The Kaiser Permanente program allows Dominican students to learn from and shadow physicians, providing rare opportunity for undergraduate students to see firsthand the responsibility and role of a physician.

“I shadowed physicians in six different fields, including vascular surgery, emergency medicine, internal medicine, infectious disease, nephrology, and neurology,” recalls Stegman, now attending medical school at Loyola University Chicago’s Stritch School of Medicine. “The program gave me this extra burst of motivation because I finally had a tangible goal to work toward. I told myself I could be just like those physicians I shadowed if I kept working hard.”

Stegman’s mentor, a vascular surgeon, allowed him to scrub in on several surgeries. Stegman also enjoyed his time shadowing the ER doctors, largely due to the fast pace and unpredictable nature of the work. These experienced helped him select a medical specialty.

“The Kaiser Permanente program led me to consider a career in trauma surgery, a field at the intersection of emergency medicine and surgery. I am in the process of meeting with some trauma surgeons here at Loyola to learn more about the specialty and schedule some shadowing times  -- and this is all because I found my initial interests during the mentoring program.”

It was the opportunity to begin research his freshman year that originally led Stegman to Dominican in 2009. His first project involved investigating genetic mutation in the mustard plant. The research was accepted for presentation at the National Collegiate Honors Council conference in Kansas City. His sophomore year, Stegman worked alongside scientists from Dominican, UC Davis, Washington State University, and the United States Department of Food and Agriculture (USDA) in Dominican’s USDA-funded research lab, studying ways to control the spread of Phytophthora ramorum (sudden oak death) in infested soil.

During his junior year, Stegman started working with Dr. Roland Cooper in the Department of Natural Sciences and Mathematics on studies examining malarial drug resistance. After graduation, he remained a part of Cooper’s research team while studying for the MCAT and preparing his medical school applications.

Almost a year to the day after submitting his application, which was boosted by letters of recommendation from both Dominican faculty and Kaiser Permanente doctors, Stegman learned that he had been accepted by Loyola.

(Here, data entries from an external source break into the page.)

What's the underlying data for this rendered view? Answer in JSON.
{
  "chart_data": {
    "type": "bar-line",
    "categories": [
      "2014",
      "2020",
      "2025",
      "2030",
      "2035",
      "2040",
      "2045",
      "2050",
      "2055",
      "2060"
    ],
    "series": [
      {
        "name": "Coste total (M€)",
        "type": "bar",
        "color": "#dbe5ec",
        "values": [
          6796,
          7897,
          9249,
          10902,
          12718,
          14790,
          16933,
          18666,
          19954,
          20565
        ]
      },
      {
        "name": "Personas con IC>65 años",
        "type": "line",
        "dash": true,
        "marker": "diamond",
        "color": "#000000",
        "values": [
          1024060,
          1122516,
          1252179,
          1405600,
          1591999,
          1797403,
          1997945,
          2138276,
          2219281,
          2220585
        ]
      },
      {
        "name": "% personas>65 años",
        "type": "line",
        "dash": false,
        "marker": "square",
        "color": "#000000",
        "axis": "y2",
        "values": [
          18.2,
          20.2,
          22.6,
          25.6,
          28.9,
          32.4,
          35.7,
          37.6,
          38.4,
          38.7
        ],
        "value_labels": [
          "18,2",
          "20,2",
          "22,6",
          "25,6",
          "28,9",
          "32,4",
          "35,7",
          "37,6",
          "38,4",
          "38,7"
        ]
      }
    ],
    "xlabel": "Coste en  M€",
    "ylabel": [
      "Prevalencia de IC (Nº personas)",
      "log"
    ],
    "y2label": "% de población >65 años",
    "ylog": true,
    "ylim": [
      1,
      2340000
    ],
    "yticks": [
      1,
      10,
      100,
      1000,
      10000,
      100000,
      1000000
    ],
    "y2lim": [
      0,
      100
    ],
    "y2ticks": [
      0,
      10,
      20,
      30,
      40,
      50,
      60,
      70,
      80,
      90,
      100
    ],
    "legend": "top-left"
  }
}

“Dominican prepared me for medical school in a lot of ways. The research experience was a huge help. In the coming months, I'll be starting another research project of my own at Loyola, and I feel like my strong research background makes me a good candidate for some of the more competitive opportunities on campus. I also appreciate the early exposure to medicine through the Kaiser Permanente program. What I saw really motivated me to keep going, especially through some of the more difficult times.”